John Cleese is absolutely perfect for the part of the Headmaster. Not only do I get a lot of satisfaction out of watching this pinprick get his clock cleaned (not because of his obsessive precision, but because of his general disregard of others, including his own family), but watching Cleese is a delight. Given that he’d played these types of proper, but massively anal-retentive characters for decades, it’s almost typecasting. Except that he plays the character relatively straight this time – not in a caricatured fashion, like he often does.
In doing so, by using this approach, he made Brian Stimpson believable, thereby solidifying the story. Granted, it means that Cleese isn’t outrageously funny (as he is in ‘Fawlty Towers’, for instance), but he serves the picture well. Even when the situation gets desperate for Stimpson, Cleese avoids becoming googly-eyed or moving in his trademark rubbery fashion. For all intents and purposes Brian Stimpson is a real person, with real frailties, having a really bad day. Even though it’s not hilarious, it’s more realistic.
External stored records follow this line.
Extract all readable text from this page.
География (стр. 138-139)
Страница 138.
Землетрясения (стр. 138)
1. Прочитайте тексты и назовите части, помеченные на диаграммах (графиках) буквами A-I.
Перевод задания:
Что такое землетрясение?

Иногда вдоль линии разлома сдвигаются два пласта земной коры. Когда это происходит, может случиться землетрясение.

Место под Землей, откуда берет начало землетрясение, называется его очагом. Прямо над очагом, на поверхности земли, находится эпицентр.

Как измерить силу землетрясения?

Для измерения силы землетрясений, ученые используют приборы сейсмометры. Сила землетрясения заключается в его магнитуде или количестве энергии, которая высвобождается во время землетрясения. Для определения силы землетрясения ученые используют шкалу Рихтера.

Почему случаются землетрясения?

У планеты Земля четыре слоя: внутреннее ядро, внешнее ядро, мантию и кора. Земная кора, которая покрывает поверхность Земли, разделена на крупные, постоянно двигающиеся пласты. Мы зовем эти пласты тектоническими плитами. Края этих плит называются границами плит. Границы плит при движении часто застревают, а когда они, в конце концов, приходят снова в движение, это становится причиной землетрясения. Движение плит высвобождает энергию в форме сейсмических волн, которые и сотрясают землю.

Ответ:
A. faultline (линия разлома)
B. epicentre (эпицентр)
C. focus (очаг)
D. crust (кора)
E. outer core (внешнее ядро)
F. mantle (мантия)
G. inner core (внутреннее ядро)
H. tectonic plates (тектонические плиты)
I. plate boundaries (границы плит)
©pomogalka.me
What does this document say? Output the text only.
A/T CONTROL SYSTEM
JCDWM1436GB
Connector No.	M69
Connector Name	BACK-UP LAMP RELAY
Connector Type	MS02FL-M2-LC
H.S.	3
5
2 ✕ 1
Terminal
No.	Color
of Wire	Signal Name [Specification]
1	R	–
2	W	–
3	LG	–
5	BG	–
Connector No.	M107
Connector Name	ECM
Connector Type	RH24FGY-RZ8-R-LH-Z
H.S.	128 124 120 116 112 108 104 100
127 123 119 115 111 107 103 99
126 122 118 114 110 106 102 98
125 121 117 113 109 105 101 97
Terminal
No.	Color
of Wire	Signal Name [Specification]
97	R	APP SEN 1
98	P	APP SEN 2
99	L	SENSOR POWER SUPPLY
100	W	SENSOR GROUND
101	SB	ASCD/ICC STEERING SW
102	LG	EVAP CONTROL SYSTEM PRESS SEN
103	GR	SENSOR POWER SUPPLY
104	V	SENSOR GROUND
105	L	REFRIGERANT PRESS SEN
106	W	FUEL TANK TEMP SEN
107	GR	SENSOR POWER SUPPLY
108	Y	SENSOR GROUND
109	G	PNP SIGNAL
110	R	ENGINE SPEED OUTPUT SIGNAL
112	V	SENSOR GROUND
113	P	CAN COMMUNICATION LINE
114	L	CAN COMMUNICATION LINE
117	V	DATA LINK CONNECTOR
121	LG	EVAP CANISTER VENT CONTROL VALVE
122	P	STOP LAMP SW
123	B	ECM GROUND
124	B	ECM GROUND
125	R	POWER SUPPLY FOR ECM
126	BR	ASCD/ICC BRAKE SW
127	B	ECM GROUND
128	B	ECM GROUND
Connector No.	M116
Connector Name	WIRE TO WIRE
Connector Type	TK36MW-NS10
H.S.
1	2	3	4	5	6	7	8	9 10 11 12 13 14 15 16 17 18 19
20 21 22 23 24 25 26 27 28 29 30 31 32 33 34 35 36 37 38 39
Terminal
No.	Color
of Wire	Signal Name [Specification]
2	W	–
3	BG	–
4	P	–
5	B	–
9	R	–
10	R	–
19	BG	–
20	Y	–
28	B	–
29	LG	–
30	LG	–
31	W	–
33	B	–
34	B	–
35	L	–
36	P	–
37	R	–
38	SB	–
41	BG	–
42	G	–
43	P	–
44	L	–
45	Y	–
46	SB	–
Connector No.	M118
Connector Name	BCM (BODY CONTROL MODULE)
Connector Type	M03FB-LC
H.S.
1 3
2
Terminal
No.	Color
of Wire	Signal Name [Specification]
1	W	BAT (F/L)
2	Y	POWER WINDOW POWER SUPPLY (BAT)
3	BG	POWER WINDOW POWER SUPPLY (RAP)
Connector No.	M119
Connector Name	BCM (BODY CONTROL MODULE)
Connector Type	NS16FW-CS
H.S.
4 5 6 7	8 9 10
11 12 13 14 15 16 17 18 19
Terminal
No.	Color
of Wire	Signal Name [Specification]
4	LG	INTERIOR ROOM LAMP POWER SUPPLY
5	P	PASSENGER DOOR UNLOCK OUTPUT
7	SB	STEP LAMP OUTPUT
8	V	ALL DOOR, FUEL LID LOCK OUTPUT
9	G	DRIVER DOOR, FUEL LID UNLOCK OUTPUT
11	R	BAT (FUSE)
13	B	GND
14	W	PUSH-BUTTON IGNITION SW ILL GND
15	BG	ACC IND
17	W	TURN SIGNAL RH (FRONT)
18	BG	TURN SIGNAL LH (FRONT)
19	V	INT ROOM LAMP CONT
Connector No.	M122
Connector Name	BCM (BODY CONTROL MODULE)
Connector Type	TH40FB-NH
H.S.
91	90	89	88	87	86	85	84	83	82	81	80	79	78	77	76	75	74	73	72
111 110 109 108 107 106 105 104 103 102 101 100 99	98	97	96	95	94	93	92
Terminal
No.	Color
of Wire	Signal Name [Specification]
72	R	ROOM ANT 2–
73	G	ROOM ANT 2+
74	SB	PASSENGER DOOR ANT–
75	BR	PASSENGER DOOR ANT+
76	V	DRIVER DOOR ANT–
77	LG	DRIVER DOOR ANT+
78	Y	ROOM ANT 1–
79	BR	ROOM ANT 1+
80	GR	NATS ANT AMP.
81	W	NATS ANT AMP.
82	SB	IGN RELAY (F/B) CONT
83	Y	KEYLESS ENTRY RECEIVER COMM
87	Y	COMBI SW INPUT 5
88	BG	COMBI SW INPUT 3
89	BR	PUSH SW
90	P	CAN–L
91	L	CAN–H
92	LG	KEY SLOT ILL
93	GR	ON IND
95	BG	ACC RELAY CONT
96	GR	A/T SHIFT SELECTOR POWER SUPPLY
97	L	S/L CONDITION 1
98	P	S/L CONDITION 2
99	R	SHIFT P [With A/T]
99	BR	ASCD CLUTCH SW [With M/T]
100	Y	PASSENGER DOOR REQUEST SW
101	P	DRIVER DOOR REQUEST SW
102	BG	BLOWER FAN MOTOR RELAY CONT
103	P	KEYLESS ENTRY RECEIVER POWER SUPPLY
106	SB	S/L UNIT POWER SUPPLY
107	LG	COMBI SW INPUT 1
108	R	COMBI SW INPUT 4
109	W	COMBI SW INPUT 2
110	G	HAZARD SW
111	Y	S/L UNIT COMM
The picture is also filled with superb dialogues: for instance, there’s a school teacher at Stimpson’s school who keeps popping up throughout the film, trying to find Laura, the girl that Stimpson is saddled with on his journey. What’s amazing is that not once does he complete a sentence – somehow, the writers found ways to distract him, make him feel intimidated, lose him in a crowd, or simply cut him off. It’s such a brilliantly-written part, and Stephen Moore does it spectacularly well. Only Michael Palin might have bested him.
However, having said that, due to its subtlety, the dialogue becomes a key issue. In ‘Clockwise’, no one makes jokes or says outrageously silly things: everything that is said is done so relatively soberly – its humour is derived from the contexts in which these lines are delivered. And that can be problematic, because, unless one is attuned to the irony of situations or amused by how unusually out-of-place many of the elements are, then the picture is going to feel flat – there are no silly walks or pratfalls to be seen anywhere.
Ultimately, what the audience is treated to is a road trip that spirals out of control as Stimpson’s plan stops running like clockwork. From the moment that he misses his train (due to a simple misunderstanding), it all devolves into a series of unfortunate events and a minor comedy of errors. Not only does he have to make his way to the conference, which is a long drive away, but he ends up being chased by his spouse (in car filled with senile old ladies), Mr. Jolly (the afore-mentioned teacher), Laura’s parents and the police.
I get a real kick out of the sequence when Ms. Stimpson goes to pick up the old ladies for their day out while Mr. Stimpson is trying to find her. This was the perfect example of “timing is everything”, because he was always one step behind her or looking one way while she was passing by on the other side. What was terrific was the skill with which it was executed: there was this long one-take that required precision timing from all involved and it worked beautifully. I would love to know how many attempts they had to make to get that one in the can.
All this to say that ‘Clockwise’, even though it never rattled my ribcage with laughter, is a pretty good motion picture. It is droll to say the least, but it’s a more subtle piece than North American audiences are used to – so it may not be everyone’s cup of tea. It took me a while to get wise about it, and I suspect that this may apply to anyone who is expecting something more outrageously zany than it actually is. But, given the right set of expectations, it’s a crafty little film that’s worth savouring. I finally got it. It was about time.